Questions Regarding Security Measures and Distribution of Luminate Connectors
What is Luminate Connector?
Luminate Connector is a lightweight software agent that is deployed inside datacenters (self-hosted or cloud) and is facilitating brokerage of access to resources deployed in these locations by authorized users.
How is Luminate Connector Distributed?
Luminate Connector is distributed as a Docker Container via Docker Hub service. Container orchestration software, such as, but not limited to Kubernetes, Docker, AWS Elastic Container Service, pulls the image of the Docker Container from the Docker Hub and then deploys services (Containers) based on this image. Docker Hub is a secure repository of software "images" posted by Docker Inc. and its partners (such as Luminate Security). Authenticity of these "images" is verified by the Docker Content Trust (DCT) system.
How can I make sure that my Luminate Connector software is up-to-date?
Luminate Secure Access Cloud (TM) provides built-in central monitoring and software update capabilities for all Luminate Connectors.
From the Administrator Web UI, the notification about connectors requiring update begins with the dashboard view:
Additional information provided points at connectors with outdated software, as well as the ability to update them:
In environments where multiple connectors are deployed for each site, update of a connector does not cause any interruption in connectivity to any resources.
What if I ever Forget to Update my Connector Software?

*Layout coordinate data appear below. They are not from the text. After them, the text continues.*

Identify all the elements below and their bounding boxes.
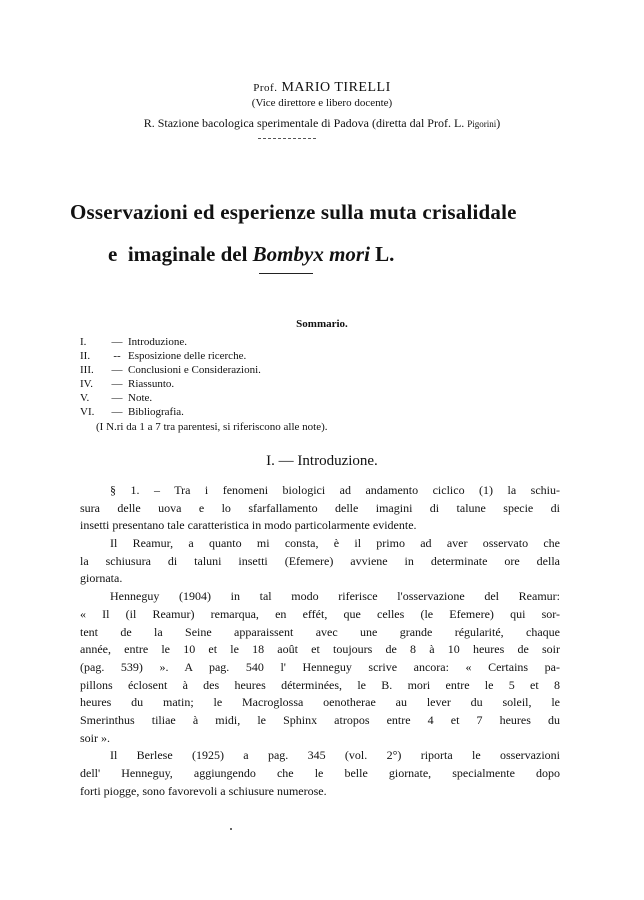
title-divider: [259, 273, 313, 274]
body-line: dell' Henneguy, aggiungendo che le belle giornate, specialmente dopo: [80, 766, 560, 780]
toc-label: Conclusioni e Considerazioni.: [128, 364, 261, 376]
body-line: année, entre le 10 et le 18 août et toujours de 8 à 10 heures de soir: [80, 642, 560, 657]
body-line: la schiusura di taluni insetti (Efemere) avviene in determinate ore della: [80, 553, 560, 568]
body-line: « Il (il Reamur) remarqua, en effét, que celles (le Efemere) qui sor-: [80, 606, 560, 621]
toc-dash: —: [111, 406, 123, 418]
body-line: pillons éclosent à des heures déterminées, le B. mori entre le 5 et 8: [80, 677, 560, 692]
author-name: MARIO TIRELLI: [281, 80, 391, 95]
toc-dash: —: [111, 336, 123, 348]
body-line: sura delle uova e lo sfarfallamento delle imagini di talune specie di: [80, 500, 560, 515]
toc-label: Introduzione.: [128, 336, 187, 348]
speck-mark: [230, 828, 232, 830]
toc-num: VI.: [80, 406, 95, 418]
station-close: ): [496, 116, 501, 130]
body-line: Il Berlese (1925) a pag. 345 (vol. 2°) riporta le osservazioni: [110, 748, 560, 763]
toc-num: II.: [80, 350, 91, 362]
toc-item: [80, 349, 246, 363]
body-line: (pag. 539) ». A pag. 540 l' Henneguy scrive ancora: « Certains pa-: [80, 659, 560, 674]
header-divider: [258, 138, 316, 139]
paper-title-line2: [108, 242, 394, 267]
body-line: giornata.: [80, 571, 123, 586]
toc-item: [80, 391, 152, 405]
paper-title-line1: Osservazioni ed esperienze sulla muta crisalidale: [70, 200, 517, 224]
body-line: Henneguy (1904) in tal modo riferisce l'osservazione del Reamur:: [110, 589, 560, 604]
toc-dash: --: [113, 350, 121, 362]
body-text: [80, 482, 560, 800]
toc-item: [80, 377, 174, 391]
section-heading: I. — Introduzione.: [266, 453, 378, 469]
summary-note: (I N.ri da 1 a 7 tra parentesi, si riferiscono alle note).: [96, 421, 328, 433]
toc-item: [80, 363, 261, 377]
body-line: forti piogge, sono favorevoli a schiusure numerose.: [80, 783, 327, 798]
toc-num: V.: [80, 392, 90, 404]
body-line: Smerinthus tiliae à midi, le Sphinx atropos entre 4 et 7 heures du: [80, 712, 560, 727]
body-line: Il Reamur, a quanto mi consta, è il primo ad aver osservato che: [110, 536, 560, 551]
toc-dash: —: [111, 364, 123, 376]
toc-dash: —: [111, 392, 123, 404]
toc-label: Note.: [128, 392, 153, 404]
title-suffix: L.: [369, 242, 395, 266]
body-line: soir ».: [80, 730, 110, 745]
body-line: insetti presentano tale caratteristica in modo particolarmente evidente.: [80, 518, 417, 533]
toc-item: [80, 405, 184, 419]
toc-num: III.: [80, 364, 94, 376]
author-prefix: Prof.: [253, 82, 278, 94]
author-role: (Vice direttore e libero docente): [251, 97, 393, 109]
body-line: heures du matin; le Macroglossa oenotherae au lever du soleil, le: [80, 695, 560, 710]
station-director: Pigorini: [467, 119, 497, 129]
toc-label: Riassunto.: [128, 378, 175, 390]
station-main: R. Stazione bacologica sperimentale di Padova (diretta dal Prof. L.: [143, 116, 465, 130]
toc-label: Bibliografia.: [128, 406, 184, 418]
body-line: tent de la Seine apparaissent avec une grande régularité, chaque: [80, 624, 560, 639]
station-line: [0, 116, 644, 131]
toc-dash: —: [111, 378, 123, 390]
title-species: Bombyx mori: [252, 242, 370, 266]
toc-label: Esposizione delle ricerche.: [128, 350, 247, 362]
toc-num: I.: [80, 336, 87, 348]
summary-heading: Sommario.: [296, 318, 348, 330]
toc-num: IV.: [80, 378, 93, 390]
toc-item: [80, 335, 187, 349]
body-line: § 1. – Tra i fenomeni biologici ad andamento ciclico (1) la schiu-: [110, 483, 560, 497]
title-prefix: e imaginale del: [108, 242, 253, 266]
author-line: [0, 80, 644, 96]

Luminate Security Operations and Customer Success team is constantly monitoring all connector versions deployed for all users of Luminate Secure Access Cloud (TM). Whenever certain environments are approaching an end-of-life-cycle for the software version they are running, our team is issuing proactive warnings suggesting upgrading the connectors software for the customer:
My Host Security Scan Says that Connector binary is Distributed without RPM (or other) Package
Certain host vulnerability scanning systems, such as, but not limited to Nessus (as in this concrete example) will verify that all processes running as daemon/service on a Linux/Windows machine were distributed using some kind of packaging system, rather than installed manually. The rationale behind raising a warning (when, indeed, software is being installed manually) is a lack of sufficient periodic updates process.
Some of such tools (in their versions/generations that do not support Docker Containers) fail to recognize that certain OS Processes are based on fully verified and managed Docker Images retrieved from Docker Hub. Our recommendation is to treat this as "false alarm", as the Docker Distribution System, paired with Luminate Secure Access Cloud Built-in version management and central update capabilities for Luminate Connectors are fully compliant with industry best practices on version/patch management of software components.
How Secure is the Communication Between Luminate Connectors and Luminate Secure Access Cloud (TM)
Security measures taken in communications between the connectors and the Luminate Secure Access Cloud (TM) PoDs are described in a dedicated Knowledge Base article.
How Secure / Hardened is the Docker Container Containing Luminate Connector?
Docker Image containing Luminate Connector is hardened according to the industry best practices. The image is based on Alpine Linux, a Linux distribution based on musl and BusyBox, primarily designed for security, simplicity, and resource efficiency. It uses a hardened kernel and compiles all user space binaries as position-independent executables with stack-smashing protection.